Just How Divided are We?

As the Trump Administration continues to square off with house democrats regarding the release of the full Mueller report, it can seem as though America is as divided as ever. Interestingly, however, the American National Election Study-- the largest study of American public opinion, political behavior, and voting intentions-- asks a series of questions each year designed to measure how ordinary Americans think of a range of different people and groups.


I produced the figure above using the latest data available: the 2018 Pilot of the American National Election study, which asked thousands of Republicans, Democrats, and unaffiliated people what they think about a range of people and groups in government and civil society-- as well as a range of different ethnic and minority groups.


Each person who takes the survey is asked to rate a person or group using a "Thermometer scale" that ranges from "0" to "100" (low scores mean the respondent feels "cold" towards the group and high scores mean the respondent feels "warm" about them).


As the figure above shows, the most divisive figures among Democrats and Republicans are clearly Donald Trump and Barack Obama-- no big surprises there. Kavanaugh and Mueller are also highly divisive, alongside journalists, socialists, rural Americans, and Muslims.


At the same time, the data show some room for hope: Americans have fairly consistent views about the FBI, the Police, African Americans, Asians, Hispanics, Whites, and to some extent, immigrants and LGBT people.

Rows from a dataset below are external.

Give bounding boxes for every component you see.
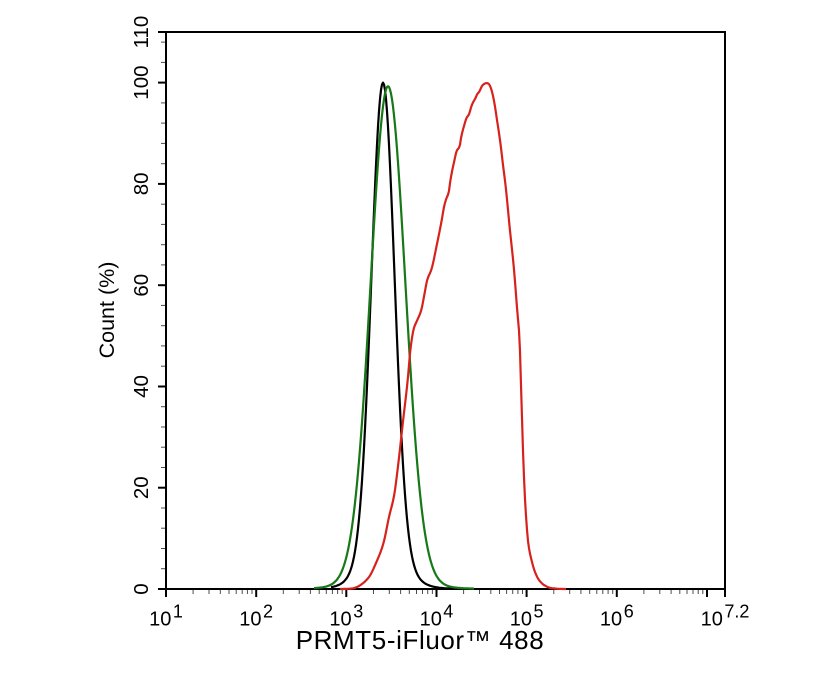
- svg-text:20: 20: [130, 476, 153, 499]
- svg-text:100: 100: [130, 65, 153, 99]
- svg-text:3: 3: [353, 602, 363, 622]
- svg-text:7.2: 7.2: [724, 602, 749, 622]
- svg-text:10: 10: [701, 609, 723, 631]
- svg-text:1: 1: [173, 602, 183, 622]
- svg-text:6: 6: [624, 602, 634, 622]
- svg-text:0: 0: [130, 583, 153, 594]
- svg-text:60: 60: [130, 274, 153, 297]
- svg-text:10: 10: [420, 609, 442, 631]
- svg-text:40: 40: [130, 375, 153, 398]
- svg-text:10: 10: [510, 609, 532, 631]
- svg-text:10: 10: [239, 609, 261, 631]
- svg-text:10: 10: [149, 609, 171, 631]
- svg-text:110: 110: [130, 16, 153, 49]
- svg-text:Count (%): Count (%): [95, 262, 119, 359]
- svg-text:5: 5: [534, 602, 544, 622]
- svg-text:10: 10: [329, 609, 351, 631]
- svg-text:4: 4: [443, 602, 453, 622]
- svg-text:80: 80: [130, 172, 153, 195]
- svg-text:10: 10: [600, 609, 622, 631]
- svg-text:2: 2: [263, 602, 273, 622]
- svg-text:PRMT5-iFluor™ 488: PRMT5-iFluor™ 488: [296, 625, 545, 655]
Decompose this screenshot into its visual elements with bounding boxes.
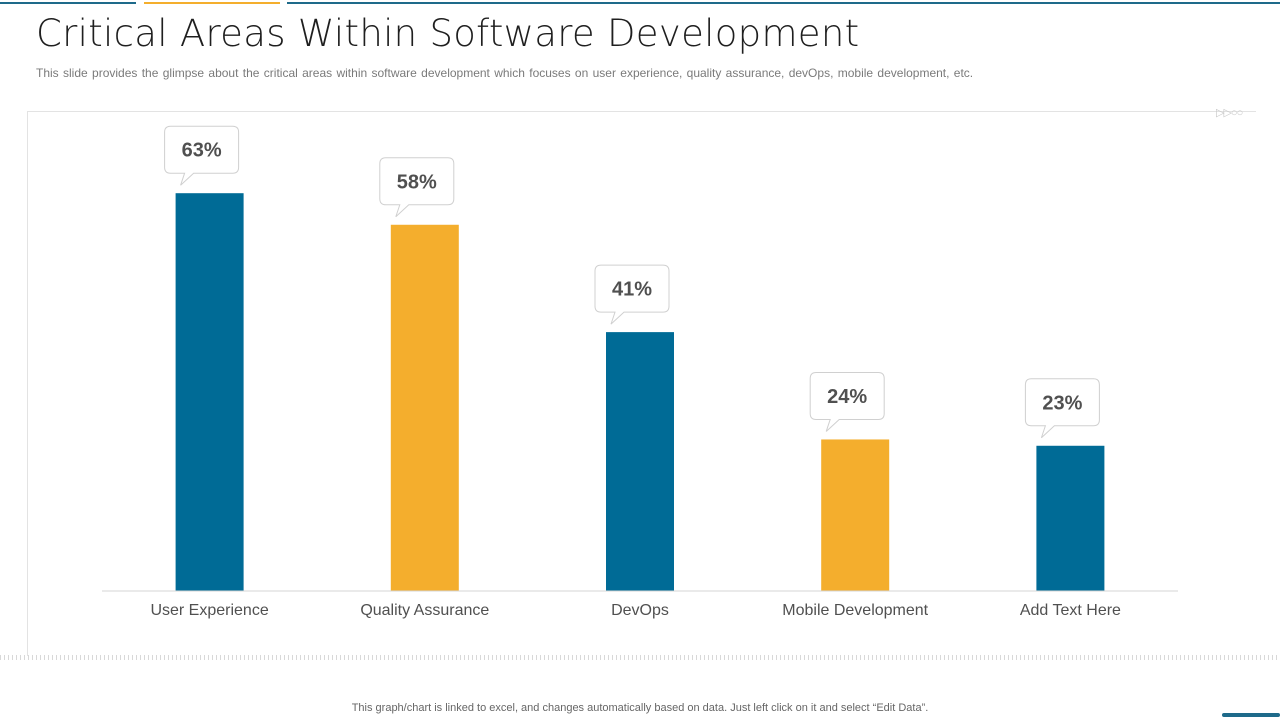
data-callout-0	[164, 125, 240, 186]
data-label-0: 63%	[182, 140, 222, 162]
bar-1[interactable]	[390, 224, 459, 591]
top-accent-line-orange	[144, 2, 280, 4]
top-accent-line-right	[287, 2, 1280, 4]
bar-4[interactable]	[1036, 445, 1105, 591]
page-title: Critical Areas Within Software Developme…	[36, 12, 860, 55]
corner-accent-bar	[1222, 713, 1280, 717]
dotted-divider	[0, 655, 1280, 660]
bar-2[interactable]	[606, 332, 674, 591]
data-callout-3	[809, 371, 885, 432]
data-callout-1	[379, 157, 455, 218]
data-callout-2	[594, 264, 670, 325]
top-accent-line-left	[0, 2, 136, 4]
data-label-4: 23%	[1042, 392, 1082, 414]
decorative-arrows-icon: ▷▷○○	[1216, 107, 1243, 119]
chart-frame	[27, 111, 1256, 656]
data-callout-4	[1024, 378, 1100, 439]
data-label-2: 41%	[612, 279, 652, 301]
page-subtitle: This slide provides the glimpse about th…	[36, 66, 974, 80]
chart-footnote: This graph/chart is linked to excel, and…	[351, 702, 929, 714]
x-tick-label-1: Quality Assurance	[360, 602, 489, 619]
x-tick-label-4: Add Text Here	[1020, 602, 1121, 619]
x-tick-label-2: DevOps	[611, 602, 669, 619]
x-tick-label-3: Mobile Development	[782, 602, 928, 619]
bar-0[interactable]	[175, 193, 244, 591]
x-tick-label-0: User Experience	[150, 602, 268, 619]
data-label-3: 24%	[827, 386, 867, 408]
bar-3[interactable]	[821, 439, 890, 591]
data-label-1: 58%	[397, 171, 437, 193]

The take-home message for me is that too much of our politics focused on a small group of highly divisive elites. The danger, as so much social science theory teaches us, is that such elites can be easily confused with the masses. This process is accelerated by social media, of course.


Some clues about how to move forward lie in recent advances in social science research. Correcting misperceptions about rival political parties-- and even the extent of political polarization itself-- is one of the few interventions that social scientists have attempted that seem to lessen animosity between Republicans and Democrats. Now the important question is: how can we scale this?